Hook, il suo manager, era solo una delle tante pedine messe sulla scacchiera. Non avrebbe alzato un dito senza riceverne prima un ordine. Inoltre, la vita da persona famosa non le era mai piaciuta. Tutti quei set fotografici, quelle riprese, quelle interviste, quei finti sorrisi; era una bella facciata, niente di più.
Inutile sorridere fuori quando dentro hai un deserto che ti devasta.
«Mi prenderò una pausa anche da quello» rispose Vell, poi tentennò un attimo e decise di essere franca. «Quanto tempo mi darai prima di correre da Marius a fare la spia?» Strinse la presa sulla maniglia della valigia, deglutì nervosamente chiedendosi perché tra lei e Faith, ma anche tra lei e le altre leonesse, fosse sempre stato tutto così difficile. Non si voltò per vedere cosa l'altra stesse facendo, sperò soltanto di essere rispettata almeno una volta nella sua vita e lasciata andare dove meglio credeva.
Dove, però, non lo sapeva nemmeno lei.
Faith vagò per la stanza, con le dita scivolò sui bordi degli altri letti. Cinque solo in quella camera. Altri dieci dislocati in altre due stanze. Ciò voleva dire che in tutto erano quindici leonesse. Marius di alcune nemmeno ricordava il nome. Era tutto così triste e disgustoso che non c'erano parole per descriverlo. «Devo fare delle commissioni per il nostro Erus. Mi ha chiesto di lavargli dei panni e di farglieli trovare sul letto immacolati. Ha ordinato una cena non troppo pesante e un bagno caldo con tanto di massaggio e sesso» rispose vaga, dandole una risposta che vera risposta in realtà non era.

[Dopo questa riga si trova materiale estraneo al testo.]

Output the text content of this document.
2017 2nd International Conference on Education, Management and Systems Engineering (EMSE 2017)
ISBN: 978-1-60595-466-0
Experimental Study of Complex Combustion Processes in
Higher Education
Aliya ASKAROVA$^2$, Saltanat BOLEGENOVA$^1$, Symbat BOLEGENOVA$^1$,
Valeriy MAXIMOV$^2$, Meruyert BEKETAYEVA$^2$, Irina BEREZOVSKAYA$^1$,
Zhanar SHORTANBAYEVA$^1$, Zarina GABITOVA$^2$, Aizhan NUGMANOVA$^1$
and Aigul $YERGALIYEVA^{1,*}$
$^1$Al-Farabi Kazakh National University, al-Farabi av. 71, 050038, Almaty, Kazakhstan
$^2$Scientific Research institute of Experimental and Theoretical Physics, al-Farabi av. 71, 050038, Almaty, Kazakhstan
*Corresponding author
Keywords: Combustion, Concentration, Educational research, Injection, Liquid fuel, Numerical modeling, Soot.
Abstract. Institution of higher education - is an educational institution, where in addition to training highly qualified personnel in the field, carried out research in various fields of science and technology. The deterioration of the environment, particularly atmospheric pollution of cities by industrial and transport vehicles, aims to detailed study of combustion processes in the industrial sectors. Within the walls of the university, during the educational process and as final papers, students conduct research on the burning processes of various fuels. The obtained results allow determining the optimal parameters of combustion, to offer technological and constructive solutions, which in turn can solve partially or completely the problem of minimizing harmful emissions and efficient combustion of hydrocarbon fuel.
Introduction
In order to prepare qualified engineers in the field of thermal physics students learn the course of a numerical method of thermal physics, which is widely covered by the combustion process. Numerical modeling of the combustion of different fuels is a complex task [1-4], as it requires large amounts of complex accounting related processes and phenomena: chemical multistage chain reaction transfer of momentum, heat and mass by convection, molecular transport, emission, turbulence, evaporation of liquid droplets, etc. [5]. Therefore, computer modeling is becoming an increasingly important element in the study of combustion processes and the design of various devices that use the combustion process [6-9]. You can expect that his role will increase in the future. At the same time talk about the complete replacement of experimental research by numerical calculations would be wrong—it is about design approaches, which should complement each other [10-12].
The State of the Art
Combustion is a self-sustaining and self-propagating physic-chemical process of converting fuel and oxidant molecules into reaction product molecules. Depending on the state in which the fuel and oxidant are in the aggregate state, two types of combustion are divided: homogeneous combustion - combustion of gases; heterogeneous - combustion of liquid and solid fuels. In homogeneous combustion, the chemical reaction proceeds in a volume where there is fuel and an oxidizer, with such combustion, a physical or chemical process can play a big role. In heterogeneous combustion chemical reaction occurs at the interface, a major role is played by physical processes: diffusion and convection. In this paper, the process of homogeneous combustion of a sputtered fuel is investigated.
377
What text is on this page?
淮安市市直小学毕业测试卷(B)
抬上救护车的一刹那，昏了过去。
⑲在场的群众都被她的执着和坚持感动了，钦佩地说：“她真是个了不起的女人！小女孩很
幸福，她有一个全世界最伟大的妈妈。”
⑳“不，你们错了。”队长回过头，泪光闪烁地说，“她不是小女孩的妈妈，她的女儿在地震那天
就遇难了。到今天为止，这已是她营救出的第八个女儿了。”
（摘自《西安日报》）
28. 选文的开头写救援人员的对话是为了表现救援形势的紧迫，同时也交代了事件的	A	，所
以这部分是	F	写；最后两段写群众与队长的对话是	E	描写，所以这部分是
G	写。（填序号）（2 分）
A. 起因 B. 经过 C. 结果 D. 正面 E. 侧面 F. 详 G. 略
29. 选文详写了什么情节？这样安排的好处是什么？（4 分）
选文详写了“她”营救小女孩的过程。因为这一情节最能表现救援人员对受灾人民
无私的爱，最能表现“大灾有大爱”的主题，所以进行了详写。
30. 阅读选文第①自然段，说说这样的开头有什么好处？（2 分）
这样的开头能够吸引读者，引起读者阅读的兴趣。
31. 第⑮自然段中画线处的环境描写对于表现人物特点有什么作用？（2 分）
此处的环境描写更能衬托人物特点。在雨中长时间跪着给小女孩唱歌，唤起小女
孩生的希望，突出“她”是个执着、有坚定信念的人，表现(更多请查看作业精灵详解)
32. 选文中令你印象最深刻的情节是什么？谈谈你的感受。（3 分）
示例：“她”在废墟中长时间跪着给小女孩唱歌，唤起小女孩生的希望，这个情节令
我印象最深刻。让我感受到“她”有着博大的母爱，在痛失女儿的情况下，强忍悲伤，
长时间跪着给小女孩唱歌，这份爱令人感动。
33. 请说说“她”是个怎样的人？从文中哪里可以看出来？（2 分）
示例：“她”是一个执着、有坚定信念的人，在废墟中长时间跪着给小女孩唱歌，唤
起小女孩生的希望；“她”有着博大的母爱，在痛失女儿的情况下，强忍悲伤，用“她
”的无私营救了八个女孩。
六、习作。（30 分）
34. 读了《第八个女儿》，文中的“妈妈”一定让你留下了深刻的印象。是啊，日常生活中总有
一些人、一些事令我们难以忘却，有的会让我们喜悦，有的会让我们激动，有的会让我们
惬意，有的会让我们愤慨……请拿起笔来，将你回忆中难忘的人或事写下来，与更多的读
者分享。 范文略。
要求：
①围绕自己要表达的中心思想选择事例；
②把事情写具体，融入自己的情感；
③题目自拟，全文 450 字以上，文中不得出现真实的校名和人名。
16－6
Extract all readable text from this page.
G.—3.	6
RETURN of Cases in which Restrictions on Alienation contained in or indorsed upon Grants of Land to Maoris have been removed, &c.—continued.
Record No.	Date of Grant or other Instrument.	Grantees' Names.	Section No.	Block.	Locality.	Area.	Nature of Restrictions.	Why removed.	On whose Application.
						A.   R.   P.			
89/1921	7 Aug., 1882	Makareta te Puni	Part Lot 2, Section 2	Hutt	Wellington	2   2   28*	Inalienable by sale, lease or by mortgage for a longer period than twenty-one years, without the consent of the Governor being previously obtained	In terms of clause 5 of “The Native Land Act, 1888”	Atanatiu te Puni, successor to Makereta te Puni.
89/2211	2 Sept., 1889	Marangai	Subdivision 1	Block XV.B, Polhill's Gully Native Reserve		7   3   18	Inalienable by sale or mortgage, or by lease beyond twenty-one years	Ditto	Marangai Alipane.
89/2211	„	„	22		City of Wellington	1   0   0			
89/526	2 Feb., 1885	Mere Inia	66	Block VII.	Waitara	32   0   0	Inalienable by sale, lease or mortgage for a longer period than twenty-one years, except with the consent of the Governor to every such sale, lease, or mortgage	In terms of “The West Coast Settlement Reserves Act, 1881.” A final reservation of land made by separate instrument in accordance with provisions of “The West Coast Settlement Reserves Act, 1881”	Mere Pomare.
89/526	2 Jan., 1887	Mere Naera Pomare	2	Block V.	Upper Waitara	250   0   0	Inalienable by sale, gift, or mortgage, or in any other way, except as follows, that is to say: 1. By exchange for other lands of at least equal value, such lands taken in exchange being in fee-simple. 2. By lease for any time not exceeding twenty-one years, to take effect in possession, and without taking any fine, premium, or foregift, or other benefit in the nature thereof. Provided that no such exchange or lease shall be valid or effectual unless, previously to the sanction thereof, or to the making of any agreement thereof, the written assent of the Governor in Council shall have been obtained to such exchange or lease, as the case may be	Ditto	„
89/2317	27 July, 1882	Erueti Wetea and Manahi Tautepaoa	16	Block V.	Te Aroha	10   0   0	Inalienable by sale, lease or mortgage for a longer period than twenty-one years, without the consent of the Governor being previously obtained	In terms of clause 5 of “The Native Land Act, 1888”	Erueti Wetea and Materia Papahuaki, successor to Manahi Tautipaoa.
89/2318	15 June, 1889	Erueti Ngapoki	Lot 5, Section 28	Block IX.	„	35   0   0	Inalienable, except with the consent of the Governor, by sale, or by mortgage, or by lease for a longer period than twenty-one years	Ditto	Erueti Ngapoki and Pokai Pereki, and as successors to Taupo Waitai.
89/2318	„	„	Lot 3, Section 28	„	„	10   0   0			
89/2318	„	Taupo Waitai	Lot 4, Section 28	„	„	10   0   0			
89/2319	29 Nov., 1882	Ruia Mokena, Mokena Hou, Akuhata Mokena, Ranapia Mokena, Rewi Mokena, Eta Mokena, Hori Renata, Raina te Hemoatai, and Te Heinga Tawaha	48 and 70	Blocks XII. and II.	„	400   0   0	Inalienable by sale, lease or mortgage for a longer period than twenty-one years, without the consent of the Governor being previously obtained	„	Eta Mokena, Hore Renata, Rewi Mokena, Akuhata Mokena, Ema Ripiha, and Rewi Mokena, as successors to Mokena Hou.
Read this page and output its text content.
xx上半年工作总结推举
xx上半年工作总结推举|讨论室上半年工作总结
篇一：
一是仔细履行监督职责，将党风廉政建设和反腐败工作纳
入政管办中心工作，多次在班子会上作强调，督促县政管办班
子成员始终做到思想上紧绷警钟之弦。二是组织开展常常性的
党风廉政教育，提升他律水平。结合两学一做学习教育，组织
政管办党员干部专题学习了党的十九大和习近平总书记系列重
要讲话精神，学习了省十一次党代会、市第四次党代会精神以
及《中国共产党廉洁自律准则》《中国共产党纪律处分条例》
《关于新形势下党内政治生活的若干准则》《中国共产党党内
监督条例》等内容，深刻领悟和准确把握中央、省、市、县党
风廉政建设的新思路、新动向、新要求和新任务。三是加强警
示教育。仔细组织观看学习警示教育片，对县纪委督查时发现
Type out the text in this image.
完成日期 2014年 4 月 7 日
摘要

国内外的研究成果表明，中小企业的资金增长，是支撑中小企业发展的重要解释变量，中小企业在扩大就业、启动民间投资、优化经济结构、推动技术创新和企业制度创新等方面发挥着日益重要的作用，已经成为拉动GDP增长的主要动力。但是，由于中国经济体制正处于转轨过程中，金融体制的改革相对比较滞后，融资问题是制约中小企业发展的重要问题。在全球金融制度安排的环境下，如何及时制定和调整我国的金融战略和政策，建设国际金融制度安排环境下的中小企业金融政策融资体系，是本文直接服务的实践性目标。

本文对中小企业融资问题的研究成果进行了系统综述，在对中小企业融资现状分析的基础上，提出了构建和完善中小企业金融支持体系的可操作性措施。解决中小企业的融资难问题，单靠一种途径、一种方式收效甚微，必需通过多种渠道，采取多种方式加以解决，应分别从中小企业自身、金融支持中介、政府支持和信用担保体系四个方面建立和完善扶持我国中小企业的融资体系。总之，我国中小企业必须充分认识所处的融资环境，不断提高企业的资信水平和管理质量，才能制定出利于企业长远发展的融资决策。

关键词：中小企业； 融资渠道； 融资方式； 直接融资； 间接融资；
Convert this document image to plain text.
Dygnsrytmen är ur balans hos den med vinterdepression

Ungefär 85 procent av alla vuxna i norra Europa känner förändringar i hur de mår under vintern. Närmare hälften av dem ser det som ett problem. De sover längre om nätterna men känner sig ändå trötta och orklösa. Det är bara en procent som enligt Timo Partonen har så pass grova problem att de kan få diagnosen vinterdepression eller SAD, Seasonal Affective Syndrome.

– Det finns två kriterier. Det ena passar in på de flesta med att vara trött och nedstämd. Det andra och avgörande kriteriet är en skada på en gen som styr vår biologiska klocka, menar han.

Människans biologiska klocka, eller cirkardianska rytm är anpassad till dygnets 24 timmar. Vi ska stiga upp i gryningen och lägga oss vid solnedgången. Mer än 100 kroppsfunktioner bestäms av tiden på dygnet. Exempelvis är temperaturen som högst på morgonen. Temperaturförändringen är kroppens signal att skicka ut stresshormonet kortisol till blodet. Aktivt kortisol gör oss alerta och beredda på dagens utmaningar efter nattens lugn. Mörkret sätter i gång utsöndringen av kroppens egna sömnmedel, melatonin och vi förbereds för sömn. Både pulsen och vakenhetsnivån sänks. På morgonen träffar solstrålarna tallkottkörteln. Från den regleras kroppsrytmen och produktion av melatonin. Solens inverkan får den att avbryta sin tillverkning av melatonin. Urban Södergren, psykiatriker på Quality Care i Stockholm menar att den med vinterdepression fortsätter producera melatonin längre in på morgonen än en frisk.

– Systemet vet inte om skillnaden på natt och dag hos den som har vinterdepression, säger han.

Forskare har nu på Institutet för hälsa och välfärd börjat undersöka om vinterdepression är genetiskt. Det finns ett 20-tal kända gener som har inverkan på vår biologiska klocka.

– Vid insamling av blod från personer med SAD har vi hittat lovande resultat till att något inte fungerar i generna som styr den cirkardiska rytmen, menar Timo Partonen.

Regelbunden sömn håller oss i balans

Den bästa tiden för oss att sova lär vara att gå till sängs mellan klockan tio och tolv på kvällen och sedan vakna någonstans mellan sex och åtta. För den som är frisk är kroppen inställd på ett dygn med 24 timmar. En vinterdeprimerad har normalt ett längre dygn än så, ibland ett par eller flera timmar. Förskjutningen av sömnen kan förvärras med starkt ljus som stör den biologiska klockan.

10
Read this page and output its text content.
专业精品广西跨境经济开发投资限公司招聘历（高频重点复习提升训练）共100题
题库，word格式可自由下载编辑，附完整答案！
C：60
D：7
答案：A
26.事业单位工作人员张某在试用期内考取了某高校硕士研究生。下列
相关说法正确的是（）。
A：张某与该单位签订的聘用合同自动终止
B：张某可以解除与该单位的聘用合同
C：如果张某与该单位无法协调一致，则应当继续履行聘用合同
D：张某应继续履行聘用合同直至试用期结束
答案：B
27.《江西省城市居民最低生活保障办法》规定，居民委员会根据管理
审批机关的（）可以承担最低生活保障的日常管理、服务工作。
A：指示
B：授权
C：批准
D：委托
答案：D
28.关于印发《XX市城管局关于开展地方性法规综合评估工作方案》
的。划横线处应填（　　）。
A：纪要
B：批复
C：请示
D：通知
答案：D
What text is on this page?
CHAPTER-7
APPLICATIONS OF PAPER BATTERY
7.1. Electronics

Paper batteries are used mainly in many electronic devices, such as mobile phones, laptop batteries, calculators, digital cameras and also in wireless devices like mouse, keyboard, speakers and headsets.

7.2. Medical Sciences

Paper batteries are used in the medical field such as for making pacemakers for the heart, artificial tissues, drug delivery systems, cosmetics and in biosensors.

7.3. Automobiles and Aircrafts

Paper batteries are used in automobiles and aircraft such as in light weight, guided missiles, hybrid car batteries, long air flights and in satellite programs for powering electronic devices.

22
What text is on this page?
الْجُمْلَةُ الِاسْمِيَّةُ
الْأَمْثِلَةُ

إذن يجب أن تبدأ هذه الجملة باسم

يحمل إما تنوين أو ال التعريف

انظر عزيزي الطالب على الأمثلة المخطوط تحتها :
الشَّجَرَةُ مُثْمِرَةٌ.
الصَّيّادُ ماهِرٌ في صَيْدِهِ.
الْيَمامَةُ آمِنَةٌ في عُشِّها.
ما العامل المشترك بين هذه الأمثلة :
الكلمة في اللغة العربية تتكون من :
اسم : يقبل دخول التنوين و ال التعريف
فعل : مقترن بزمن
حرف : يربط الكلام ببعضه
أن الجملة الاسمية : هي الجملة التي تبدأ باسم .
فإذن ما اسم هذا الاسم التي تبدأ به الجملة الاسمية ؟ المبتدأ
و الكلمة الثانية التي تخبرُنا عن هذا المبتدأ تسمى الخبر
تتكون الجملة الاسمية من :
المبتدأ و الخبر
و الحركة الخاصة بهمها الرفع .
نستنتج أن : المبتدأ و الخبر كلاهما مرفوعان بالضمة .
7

«Capisco.» Vell si spostò verso la porta. «Non tornerò qui. Non tornerò mai più.» Solo allora si voltò per vedere l'altra leonessa.
Il volto di Faith era rigato di lacrime, stringeva uno straccetto tra le mani stropicciandolo con rabbia. «Bene! Vattene! Ma ricorda che... che se te ne andrai da qui, Marius ti ammazzerà. Lo sai che gli Erus possono fare ciò che vogliono del proprio harem.»
Vell sapeva anche questo. Era stata istruita bene. Non ci aveva mai dato peso prima, ma dopo aver compiuto i diciotto anni ed essere stata affidata a Marius era stato un pensiero che aveva accarezzato a lungo. Per anni, troppi anni. Cinque per l'esattezza, eppure le erano sembrati secoli. Aveva resistito fino a quel momento, un po' perché prima era stata debole, un po' perché ora era disposta a morire pur di non stare più lì. «La morte non mi fa più paura come un tempo. Restare qui già mi ha uccisa ogni giorno, per cinque lunghi anni.»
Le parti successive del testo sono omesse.